Social media marketing is no longer an activity that involves just one person. It has evolved into something much more than that. For small businesses in particular, in order to achieve an authentic social media presence there needs to be a multilevel approach from this point forward.
Now, there’s nothing wrong with putting someone at the helm of the ship and allowing them to set the course, but don’t designate them as the only ones who should contribute to the social media output of your organization.
Quality content (which is still the core focus of an awesome social media campaign) needs to come from all levels within an organization. Encourage your team members to share what they believe will build value for your brand and your audience.
Of course, you can certainly put quality assurance measures in place to ensure that what is being broadcast aligns with your overall brand strategy, but do so in a way that doesn’t seem dictatorial.
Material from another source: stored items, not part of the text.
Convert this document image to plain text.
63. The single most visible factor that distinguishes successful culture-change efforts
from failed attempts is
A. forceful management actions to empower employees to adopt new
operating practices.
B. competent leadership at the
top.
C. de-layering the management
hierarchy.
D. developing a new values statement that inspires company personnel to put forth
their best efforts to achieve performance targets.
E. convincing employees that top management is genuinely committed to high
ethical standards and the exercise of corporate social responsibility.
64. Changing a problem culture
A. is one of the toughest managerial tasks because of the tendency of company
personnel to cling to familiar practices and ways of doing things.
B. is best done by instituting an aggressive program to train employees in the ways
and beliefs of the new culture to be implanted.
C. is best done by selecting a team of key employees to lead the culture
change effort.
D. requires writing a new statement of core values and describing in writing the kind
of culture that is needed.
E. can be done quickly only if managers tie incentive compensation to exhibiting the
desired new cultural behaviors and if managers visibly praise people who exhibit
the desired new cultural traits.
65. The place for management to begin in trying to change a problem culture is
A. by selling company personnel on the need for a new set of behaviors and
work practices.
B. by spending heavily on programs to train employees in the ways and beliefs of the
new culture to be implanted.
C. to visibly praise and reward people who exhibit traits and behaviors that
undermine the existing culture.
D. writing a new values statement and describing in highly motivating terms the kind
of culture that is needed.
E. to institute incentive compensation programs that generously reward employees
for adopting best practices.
At the end of the day, the goal should be to get your entire team on the same page as to what you want your social media strategy to look and feel like. Make everyone into a believer and never stop teaching your team how to live up to realizing this shared strategy.
Yes, if you do it this way and take a shared approach to social media, mistakes will be made, but guess what? That’s what authenticity looks like. Mistakes are not always a bad thing. There are so many more upsides to this approach that cancel out the downsides, it only makes sense to give it a try.
One of the upsides might not even seem so obvious at first, but it might be the most important advantage of all. That is, when everyone is made to feel like a part of the team, they start acting like team players. In this sense, a multilevel social media strategy can bring your organization together in a way that has never before been possible.